Now, just because I didn’t learn important lessons in Kindergarten doesn’t mean you can’t learn important leassons from my time in Kindergarten. Plenty of people have. Take Mrs. Kingenhoffer, for example…

Mrs. Klingenhoffer was a teacher’s aide who worked with my Kindergarten teacher, and to her fell the rather important task of teaching us how to dial our telephone numbers. Oh, yes kiddies, back then telephones had rotary dials exactly like the one on the right. They also had to have a cord connecting them to a special wall socket. Which connected to a special wire connected to the house. Which connected to a special wire connected to a telephone pole near the steet. Which held up a special wire that connected every telephone in the whole wide world. Even the part you talked and listened through had a special wire connecting it to the part you dialed. In fact, the only wireless phones were the Fisher-Price ones. Oh, and the only sort of phone a kid under the age of 21 could hope to have was one of those Fisher-Price ones.

My school was, apparently, one of those state-of-the-art, high-tech schools. What this means is that we all had to go with Mrs. Kingenhoffer to a “special” room to learn how to dial the phone. It was a “special” room because it had a lot of stuff in it. Most importantly it was where the Twenty-Seven-Foot Cardboard Telephone was stored. I realize now that the Twenty-Seven-Foot Cardboard Telephone was actually only a Four-Foot Cardboard Telephone, which curiously enough is a bit more than 27-times bigger than a real telephone, but when you’re only three and a half feet tall a four foot telephone can be a little intimidating.

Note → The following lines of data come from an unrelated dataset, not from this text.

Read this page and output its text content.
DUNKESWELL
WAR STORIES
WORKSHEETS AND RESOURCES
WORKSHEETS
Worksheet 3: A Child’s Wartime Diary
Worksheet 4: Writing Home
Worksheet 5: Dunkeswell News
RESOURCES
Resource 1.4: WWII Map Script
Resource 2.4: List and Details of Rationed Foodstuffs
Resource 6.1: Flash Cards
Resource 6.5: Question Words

Typically, the lesson began with Mrs. Klingenhoffer explaining the process of dialing the phone, and then demonstrating the act with the Twenty-Seven Foot Cardboard Telephone. When she was done only a complete idiot would not understand how to dial a phone. Then, it was our turn. That is, it would be our turn as soon as Mrs. Klingenhoffer got us organized—to avoid any chaos you see.

Organizing a Kindergarten classroom usually involves making the kids line up according to some arbitrary measure—such as height, or alphabetically, or reverse alphabetically, or by shoe size. Being slightly less than average by amost every measure, I was usually in the middle of the line. This could have been God’s way of saying, “Pay attention now, so you don’t look like a complete idiot when it’s your turn!” I never paid attention.

The process was quite simple. A child would step toward the Twenty-Seven Foot Cardboard Telephone and Mrs. Klingenhoffer would ask them their telephone number. After reciting the number the child was directed to dial the number using the cardboard dial tacked to the Twenty-Seven Foot Cardboard Telephone. And that was it. Walking and chewing gum at the same time took more practice.

When my turn came I nervously approached Mrs. Klingenhoffer—my eyes were locked on her because that giant cardboard telephone thing was freaking me out. She asked me to recite my telephone number. “Five—Five—Five,” I said. “Oh—Three—Three—Two—One.”

“That’s too many numbers,” Mrs. Klingenhoffer said calmly. “Try again.”

“Five—Five—Five—Oh—Three—Three—Two,” I said, suddenly encouraged by the encouraging expression on Mrs. Klingenhoffer’s face. “—One.”

“That’s too many numbers Anthony”—she always called me ‘Anthony’—“try again,” she said, gray hairs appearing on the fringes. This fragment of the scene repeated itself several times. Each time Mrs. Klingenhoffer became more frustrated and her hair grew slightly grayer. Each time I became more firmly convinced that Mrs. Klingenhoffer was a complete idiot. Each time, Mrs. Klingenhoffer asked me to try again.

“Five–Five–Five–Oh–Three–Three–Two,” I said finally, pausing at this point because I was really encouraged by that encouraging expression she kept getting at that point. After what seemed like an hour of Mrs. Klingenhoffer looking at me as if a giant shoe was about to drop on her head, she looked at the Twenty-Seven Foot Cardboard Telephone nervously. “—One!” I finished.

The exact details of what happened next are a bit blurry; mostly because they happened so fast. I was carted off to the principal’s office so I’m not sure what happened to Mrs. Klingenhoffer or the Twenty-Seven Foot Cardboard Telephone.

The moral of my story is, of course: Never argue with an idiot!